At the very least, this has become one of the more traumatic infection episodes I've had. The worst since the left leg got so bad in 2006. I HATE to be distressed over these things. I put a great deal of effort into staying calm, cool and collected. Peaceful. I do NOT like to be rattled by my health issues.

On Thursday, when the reality of the refusals hit me, my blood ran cold. The calm and reasonable fear this all caused has not stopped since then.

Now? Now I'm looking at the wave of the future. After trying so hard to get medical people to take MRSA seriously in the past, like at Holy Cross inpatient where they kept trying to put another patient in my room and wouldn't wash their hands after touching me, the pendulum seems to have swung the other way. I bet that recent study had something to do with it: the one that says MRSA kills at least 19,000 Americans each year. More than AIDS.

Logically? The patient they should fear the least is me. They know what I have and can take precautions. It's the unknown carriers that spread this, not people like me who know we're colonized and say so. But people are not always logical, not even the vaunted intelligent and educated members of the medical community.

The wave of the future? I'll continue to get more infections. One day I'll get a bad one. I'll be refused treatment again, over and over; and before I find someone who'll treat me, it will be too late. Septicemia will set in and I will die.

And yes - unfortunately, I was right. It's MRSA. The culture came back today.
.

4 comments:

Jean said...

oh, dear k...all the strength I can gather is heading your way.

Jan said...

k..this is so unfair!

The practice of Medicine has become nothing more than a business..to heck with the Hippocratic Oath, it seems.

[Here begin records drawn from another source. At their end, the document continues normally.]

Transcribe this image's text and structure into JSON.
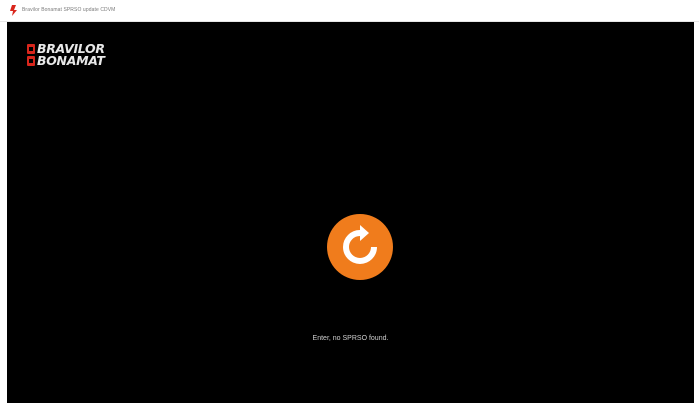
{
  "window": {
    "title": "Bravilor Bonamat SPRSO update CDVM"
  },
  "brand": {
    "line1": "BRAVILOR",
    "line2": "BONAMAT",
    "accent_color": "#d9261c"
  },
  "main": {
    "spinner_icon": "refresh-icon",
    "spinner_color": "#f07c1c",
    "status_text": "Enter, no SPRSO found."
  }
}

I'm sure that words mean nothing to you right now, but please know that I am praying for you, and praying that somehow, someone will be willing to help you.

Pretty Lady said...

I'm thinking of you all the time.

You're at the doctor right now, as I write this, I see. You're on top of it. It's not too late; you know how to take care of yourself, you ARE taking care of yourself, you have the relationships with doctors in place, and you know how to communicate.

I'll check back soon.

k said...

Jean, I can feel that. It helps. Thank you.

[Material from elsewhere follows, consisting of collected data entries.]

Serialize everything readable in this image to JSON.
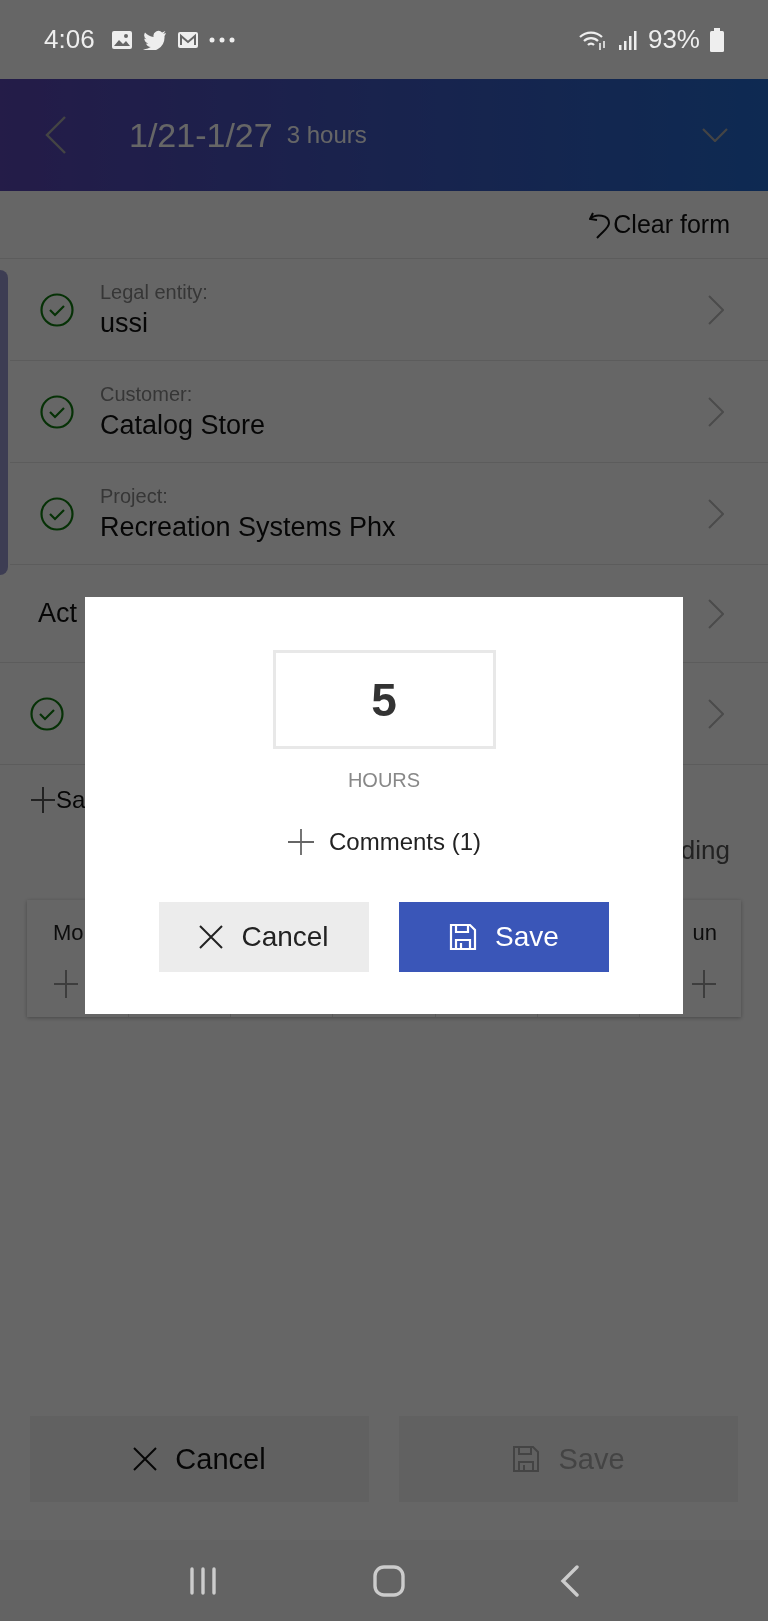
{
  "status_bar": {
    "time": "4:06",
    "battery": "93%"
  },
  "header": {
    "title": "1/21-1/27",
    "subtitle": "3 hours"
  },
  "clear_form": "Clear form",
  "rows": [
    {
      "kind": "field",
      "complete": true,
      "label": "Legal entity:",
      "value": "ussi"
    },
    {
      "kind": "field",
      "complete": true,
      "label": "Customer:",
      "value": "Catalog Store"
    },
    {
      "kind": "field",
      "complete": true,
      "label": "Project:",
      "value": "Recreation Systems Phx"
    },
    {
      "kind": "heading",
      "complete": false,
      "value": "Act"
    },
    {
      "kind": "field",
      "complete": true
    }
  ],
  "save_link": "Sa",
  "right_note": "ding",
  "week": {
    "first_day": "Mo",
    "last_day": "un"
  },
  "footer_buttons": [
    {
      "kind": "cancel",
      "label": "Cancel",
      "disabled": false
    },
    {
      "kind": "save",
      "label": "Save",
      "disabled": true
    }
  ],
  "dialog": {
    "value": "5",
    "unit": "HOURS",
    "comments": "Comments (1)",
    "buttons": [
      {
        "kind": "cancel",
        "label": "Cancel"
      },
      {
        "kind": "save",
        "label": "Save"
      }
    ]
  }
}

And you too, Jan and Pretty Lady. Words DO matter. Why we blog, right? Words matter. They make a difference.

Jan, now I know how to handle this: start with my usual ID doctor and don't look back. If I'd just gone straight to her office last week, things would have come out differently.

But I think - I hope - no lasting harm has been done. The wound opened again to drain itself, like a miracle. Jeez. I'm crying. That one thing can made all the difference in the world. Just letting it drain on its own.

I think I'm so calm and then I'm in tears again...I'm so tired. For two days I couldn't get out of bed, fevers, bad.

I'm sorry you have to read all this because I always think of your mother and how it was for her at the very end. It makes me so angry I have to close my mind to it, still, even though I've known for a while now. And then I write all this MRSA stuff and YOU read about MINE...

My ID doc NEVER forgets why she's a doctor. NEVER.

Pretty Lady...see the comment in the post above, okay? I need to think on this as I garden.